The “Differentiator” (the thing that makes you better than the guy next to you) of a truly partner-oriented firm is their willingness to put the client in the driver’s seat. They should be teaching you how to drive the car, not just charging you for an endless Uber ride.
In my experience, the brands that dominate their industries are the ones that treat their media presence like an “Endowment” (a fund or property that provides a permanent source of income). (Factual aside: Harvard University’s endowment is currently valued at over $50 billion).
They don’t just want a “Placement” (getting a specific story in a specific outlet); they want to become part of the cultural fabric of their industry. This requires a “Multi-channel approach” (using more than one way to reach your audience so they can’t ignore you).
It means your PR strategy needs to talk to your social media strategy, which needs to be in sync with your influencer relations. If these are silos, you are just building multiple smaller moats, and eventually, you’ll find yourself drowning in all of them.
The Healing of the Scar
Wouter’s paper cut eventually healed, but the scar on his business strategy remained. (Factual aside: Scars are made of collagen, which is the most abundant protein in the human body). He stopped looking for “Media Access” and started looking for “Strategic Positioning.”
He found partners who were willing to open the doors and introduce him to the room, rather than just standing in the doorway and relaying messages. He learned that the most valuable thing you can own isn’t a list of names; it’s the trust those names have in your voice.
Increase in direct engagement with industry editors within one year.
He also learned to be more careful with envelopes. By the end of the year, his direct engagement with industry editors had increased by 312%.
The moat isn’t a defense against the world; it’s a cage for the gold Wouter spent mining.
The Networked Economy
The reality is that we are all operating in a “Networked Economy” (a system where the value of a product increases as more people use it). (Factual aside: The first use of the term “Network Economy” was by Kevin Kelly in his book).
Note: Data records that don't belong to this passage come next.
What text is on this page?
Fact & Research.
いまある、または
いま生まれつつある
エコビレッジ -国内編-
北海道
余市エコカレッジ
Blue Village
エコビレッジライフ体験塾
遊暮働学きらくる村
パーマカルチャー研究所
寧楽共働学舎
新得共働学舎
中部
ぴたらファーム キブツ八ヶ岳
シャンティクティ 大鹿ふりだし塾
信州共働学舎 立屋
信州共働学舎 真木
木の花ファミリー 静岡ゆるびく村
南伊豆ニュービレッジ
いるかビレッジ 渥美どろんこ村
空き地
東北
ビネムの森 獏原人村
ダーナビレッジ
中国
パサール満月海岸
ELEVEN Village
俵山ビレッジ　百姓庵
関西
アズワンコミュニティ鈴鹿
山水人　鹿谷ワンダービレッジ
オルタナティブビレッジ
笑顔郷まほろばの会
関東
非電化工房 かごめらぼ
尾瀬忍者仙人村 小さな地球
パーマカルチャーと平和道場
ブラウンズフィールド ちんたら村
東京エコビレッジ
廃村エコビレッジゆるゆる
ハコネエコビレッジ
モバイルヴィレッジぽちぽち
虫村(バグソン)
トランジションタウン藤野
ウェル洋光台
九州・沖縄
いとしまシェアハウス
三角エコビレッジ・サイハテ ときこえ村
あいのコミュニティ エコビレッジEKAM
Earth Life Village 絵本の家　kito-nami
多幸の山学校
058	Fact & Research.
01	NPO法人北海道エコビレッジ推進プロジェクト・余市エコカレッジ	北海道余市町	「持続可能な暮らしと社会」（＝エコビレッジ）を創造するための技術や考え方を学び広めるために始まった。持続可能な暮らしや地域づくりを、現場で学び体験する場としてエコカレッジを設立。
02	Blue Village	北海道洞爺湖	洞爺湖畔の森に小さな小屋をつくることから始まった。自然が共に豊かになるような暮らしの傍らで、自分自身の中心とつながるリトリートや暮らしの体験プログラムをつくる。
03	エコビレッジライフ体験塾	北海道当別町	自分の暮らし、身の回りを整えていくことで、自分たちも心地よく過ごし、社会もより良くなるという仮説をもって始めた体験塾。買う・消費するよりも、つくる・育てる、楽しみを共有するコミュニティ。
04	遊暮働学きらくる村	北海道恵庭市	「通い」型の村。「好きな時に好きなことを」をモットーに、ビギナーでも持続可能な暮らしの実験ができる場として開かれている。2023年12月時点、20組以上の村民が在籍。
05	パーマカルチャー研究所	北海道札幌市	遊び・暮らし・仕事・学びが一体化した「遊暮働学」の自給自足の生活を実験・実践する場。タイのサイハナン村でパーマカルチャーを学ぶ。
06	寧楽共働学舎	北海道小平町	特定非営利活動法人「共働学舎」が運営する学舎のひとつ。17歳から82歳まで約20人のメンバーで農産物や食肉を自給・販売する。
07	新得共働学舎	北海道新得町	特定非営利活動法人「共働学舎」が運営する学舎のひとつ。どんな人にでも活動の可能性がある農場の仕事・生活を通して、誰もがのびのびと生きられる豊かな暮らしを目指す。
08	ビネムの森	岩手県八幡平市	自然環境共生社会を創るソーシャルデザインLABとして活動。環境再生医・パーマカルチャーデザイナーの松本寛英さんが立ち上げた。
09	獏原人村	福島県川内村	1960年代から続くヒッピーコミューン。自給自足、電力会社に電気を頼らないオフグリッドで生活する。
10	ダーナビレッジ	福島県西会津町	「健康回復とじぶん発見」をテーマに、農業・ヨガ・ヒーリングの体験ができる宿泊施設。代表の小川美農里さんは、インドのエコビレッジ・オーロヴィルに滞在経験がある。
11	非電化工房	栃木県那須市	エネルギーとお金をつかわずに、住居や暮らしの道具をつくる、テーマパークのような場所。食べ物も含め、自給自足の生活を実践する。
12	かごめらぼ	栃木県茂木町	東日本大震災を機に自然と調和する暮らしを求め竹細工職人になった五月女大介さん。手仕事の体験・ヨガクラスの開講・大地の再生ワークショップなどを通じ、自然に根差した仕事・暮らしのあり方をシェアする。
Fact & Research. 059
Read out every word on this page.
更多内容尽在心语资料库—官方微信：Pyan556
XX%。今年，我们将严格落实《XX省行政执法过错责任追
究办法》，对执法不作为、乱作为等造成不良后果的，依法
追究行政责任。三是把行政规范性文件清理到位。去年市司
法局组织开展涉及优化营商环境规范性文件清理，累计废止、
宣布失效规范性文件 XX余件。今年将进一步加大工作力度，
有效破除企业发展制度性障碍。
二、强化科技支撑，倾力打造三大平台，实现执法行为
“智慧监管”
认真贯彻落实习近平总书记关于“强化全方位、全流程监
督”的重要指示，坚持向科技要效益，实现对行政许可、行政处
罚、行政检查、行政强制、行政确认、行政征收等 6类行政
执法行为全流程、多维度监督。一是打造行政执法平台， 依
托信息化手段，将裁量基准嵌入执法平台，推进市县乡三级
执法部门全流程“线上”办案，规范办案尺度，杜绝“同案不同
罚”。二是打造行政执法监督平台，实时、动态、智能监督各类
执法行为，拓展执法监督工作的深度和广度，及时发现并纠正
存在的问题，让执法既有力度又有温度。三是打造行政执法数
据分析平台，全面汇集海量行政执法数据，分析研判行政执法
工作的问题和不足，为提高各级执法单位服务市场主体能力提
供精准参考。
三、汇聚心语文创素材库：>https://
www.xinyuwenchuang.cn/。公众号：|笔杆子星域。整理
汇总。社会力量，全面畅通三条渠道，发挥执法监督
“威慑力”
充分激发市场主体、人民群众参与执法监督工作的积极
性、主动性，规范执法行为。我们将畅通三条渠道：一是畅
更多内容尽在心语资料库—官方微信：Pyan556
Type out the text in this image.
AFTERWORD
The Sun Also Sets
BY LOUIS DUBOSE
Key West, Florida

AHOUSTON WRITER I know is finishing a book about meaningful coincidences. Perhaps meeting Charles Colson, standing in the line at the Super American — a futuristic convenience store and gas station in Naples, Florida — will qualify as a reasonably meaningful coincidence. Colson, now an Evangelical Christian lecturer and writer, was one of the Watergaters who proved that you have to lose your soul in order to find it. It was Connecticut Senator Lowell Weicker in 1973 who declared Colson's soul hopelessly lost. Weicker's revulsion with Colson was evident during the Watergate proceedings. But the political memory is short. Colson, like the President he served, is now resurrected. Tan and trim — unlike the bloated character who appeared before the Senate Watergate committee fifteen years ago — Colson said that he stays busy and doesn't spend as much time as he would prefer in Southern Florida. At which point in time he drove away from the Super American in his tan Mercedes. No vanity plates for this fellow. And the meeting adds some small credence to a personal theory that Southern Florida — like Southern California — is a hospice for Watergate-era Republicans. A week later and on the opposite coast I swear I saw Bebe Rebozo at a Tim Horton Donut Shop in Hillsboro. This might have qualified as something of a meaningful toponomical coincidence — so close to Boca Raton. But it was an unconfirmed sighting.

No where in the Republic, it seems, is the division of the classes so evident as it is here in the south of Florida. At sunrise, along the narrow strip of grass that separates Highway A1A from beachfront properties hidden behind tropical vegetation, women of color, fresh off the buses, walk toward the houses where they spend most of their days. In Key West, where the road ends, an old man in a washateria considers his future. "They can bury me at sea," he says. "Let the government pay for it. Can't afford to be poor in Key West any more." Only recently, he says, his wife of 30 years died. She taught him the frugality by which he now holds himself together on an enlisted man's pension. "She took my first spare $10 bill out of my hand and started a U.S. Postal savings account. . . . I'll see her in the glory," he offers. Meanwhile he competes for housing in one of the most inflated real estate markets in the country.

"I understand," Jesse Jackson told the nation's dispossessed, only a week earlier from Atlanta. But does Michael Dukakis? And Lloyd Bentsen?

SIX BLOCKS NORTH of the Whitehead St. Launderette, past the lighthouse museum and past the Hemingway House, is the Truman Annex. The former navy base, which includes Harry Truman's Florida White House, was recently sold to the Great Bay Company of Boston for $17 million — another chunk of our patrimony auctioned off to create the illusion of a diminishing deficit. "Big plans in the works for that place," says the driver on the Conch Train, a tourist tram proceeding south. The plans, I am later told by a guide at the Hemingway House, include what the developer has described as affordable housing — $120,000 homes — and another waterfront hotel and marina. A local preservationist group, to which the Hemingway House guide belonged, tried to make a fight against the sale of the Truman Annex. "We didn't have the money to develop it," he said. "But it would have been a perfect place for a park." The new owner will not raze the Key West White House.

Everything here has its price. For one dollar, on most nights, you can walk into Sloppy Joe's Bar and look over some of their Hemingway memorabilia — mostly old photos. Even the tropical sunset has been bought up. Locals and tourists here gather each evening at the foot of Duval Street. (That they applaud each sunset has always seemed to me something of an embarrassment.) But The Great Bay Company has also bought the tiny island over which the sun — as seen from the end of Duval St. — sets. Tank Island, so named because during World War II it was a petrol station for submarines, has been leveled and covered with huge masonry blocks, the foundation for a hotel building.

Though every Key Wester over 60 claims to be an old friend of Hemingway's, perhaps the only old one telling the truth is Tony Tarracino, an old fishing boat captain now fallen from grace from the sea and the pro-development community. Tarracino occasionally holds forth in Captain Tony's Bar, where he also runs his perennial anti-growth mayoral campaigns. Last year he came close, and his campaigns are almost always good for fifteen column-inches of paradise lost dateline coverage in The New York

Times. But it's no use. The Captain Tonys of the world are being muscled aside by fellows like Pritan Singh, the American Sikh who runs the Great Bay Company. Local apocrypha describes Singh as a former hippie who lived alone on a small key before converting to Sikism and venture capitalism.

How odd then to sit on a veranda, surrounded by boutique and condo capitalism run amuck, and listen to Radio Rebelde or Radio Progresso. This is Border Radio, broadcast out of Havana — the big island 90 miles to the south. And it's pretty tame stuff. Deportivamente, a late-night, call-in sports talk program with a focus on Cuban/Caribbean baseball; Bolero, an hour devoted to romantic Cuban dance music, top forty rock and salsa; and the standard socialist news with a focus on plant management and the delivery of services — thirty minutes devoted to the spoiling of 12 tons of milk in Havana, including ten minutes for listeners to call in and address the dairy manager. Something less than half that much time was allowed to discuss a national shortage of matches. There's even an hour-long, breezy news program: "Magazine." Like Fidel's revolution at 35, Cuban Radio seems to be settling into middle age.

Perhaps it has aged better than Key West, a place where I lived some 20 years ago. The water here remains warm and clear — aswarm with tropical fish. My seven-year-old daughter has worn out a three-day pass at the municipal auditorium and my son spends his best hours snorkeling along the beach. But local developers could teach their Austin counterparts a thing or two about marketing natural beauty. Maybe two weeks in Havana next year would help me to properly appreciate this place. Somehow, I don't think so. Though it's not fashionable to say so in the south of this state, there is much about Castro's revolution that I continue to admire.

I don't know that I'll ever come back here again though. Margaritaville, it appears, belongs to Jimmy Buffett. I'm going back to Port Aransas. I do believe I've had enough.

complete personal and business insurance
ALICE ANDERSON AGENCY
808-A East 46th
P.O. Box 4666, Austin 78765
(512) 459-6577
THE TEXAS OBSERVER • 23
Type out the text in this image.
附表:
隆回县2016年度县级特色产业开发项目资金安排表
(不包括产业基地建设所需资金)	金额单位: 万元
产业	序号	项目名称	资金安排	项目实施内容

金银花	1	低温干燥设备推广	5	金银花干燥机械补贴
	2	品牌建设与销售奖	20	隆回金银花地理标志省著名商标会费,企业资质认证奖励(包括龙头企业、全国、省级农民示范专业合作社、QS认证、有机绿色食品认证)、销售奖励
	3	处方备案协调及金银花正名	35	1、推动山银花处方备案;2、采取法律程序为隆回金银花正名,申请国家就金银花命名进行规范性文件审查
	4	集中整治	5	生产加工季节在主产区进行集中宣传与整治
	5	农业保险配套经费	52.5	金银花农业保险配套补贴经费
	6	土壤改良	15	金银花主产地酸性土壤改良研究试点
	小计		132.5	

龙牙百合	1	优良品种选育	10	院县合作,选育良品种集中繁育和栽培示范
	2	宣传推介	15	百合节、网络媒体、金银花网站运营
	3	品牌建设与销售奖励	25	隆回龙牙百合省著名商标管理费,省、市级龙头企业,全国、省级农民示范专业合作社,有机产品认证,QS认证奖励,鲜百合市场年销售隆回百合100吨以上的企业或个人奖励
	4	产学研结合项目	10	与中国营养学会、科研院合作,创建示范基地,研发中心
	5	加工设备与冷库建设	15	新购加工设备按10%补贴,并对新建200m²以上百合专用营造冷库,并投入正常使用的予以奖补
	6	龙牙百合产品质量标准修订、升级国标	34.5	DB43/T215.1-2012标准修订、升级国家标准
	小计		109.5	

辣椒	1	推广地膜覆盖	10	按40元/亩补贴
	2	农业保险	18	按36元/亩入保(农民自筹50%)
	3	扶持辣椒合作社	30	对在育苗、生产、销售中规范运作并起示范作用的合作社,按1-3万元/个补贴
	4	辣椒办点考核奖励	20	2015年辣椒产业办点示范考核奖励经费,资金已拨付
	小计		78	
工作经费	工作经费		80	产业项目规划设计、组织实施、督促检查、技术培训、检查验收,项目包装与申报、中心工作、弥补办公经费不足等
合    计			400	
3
In this environment, any “Asset” that is tied to a single vendor is a liability in disguise. You need to own your reputation. You need to own your voice. And most importantly, you need to own the soil you are tilling.
If you aren’t building a legacy that you can take with you, then you aren’t building a brand-you’re just paying for someone else’s retirement. The average “Agency Switch” happens every , meaning most founders spend nearly a third of their professional lives rebuilding what they thought they already owned.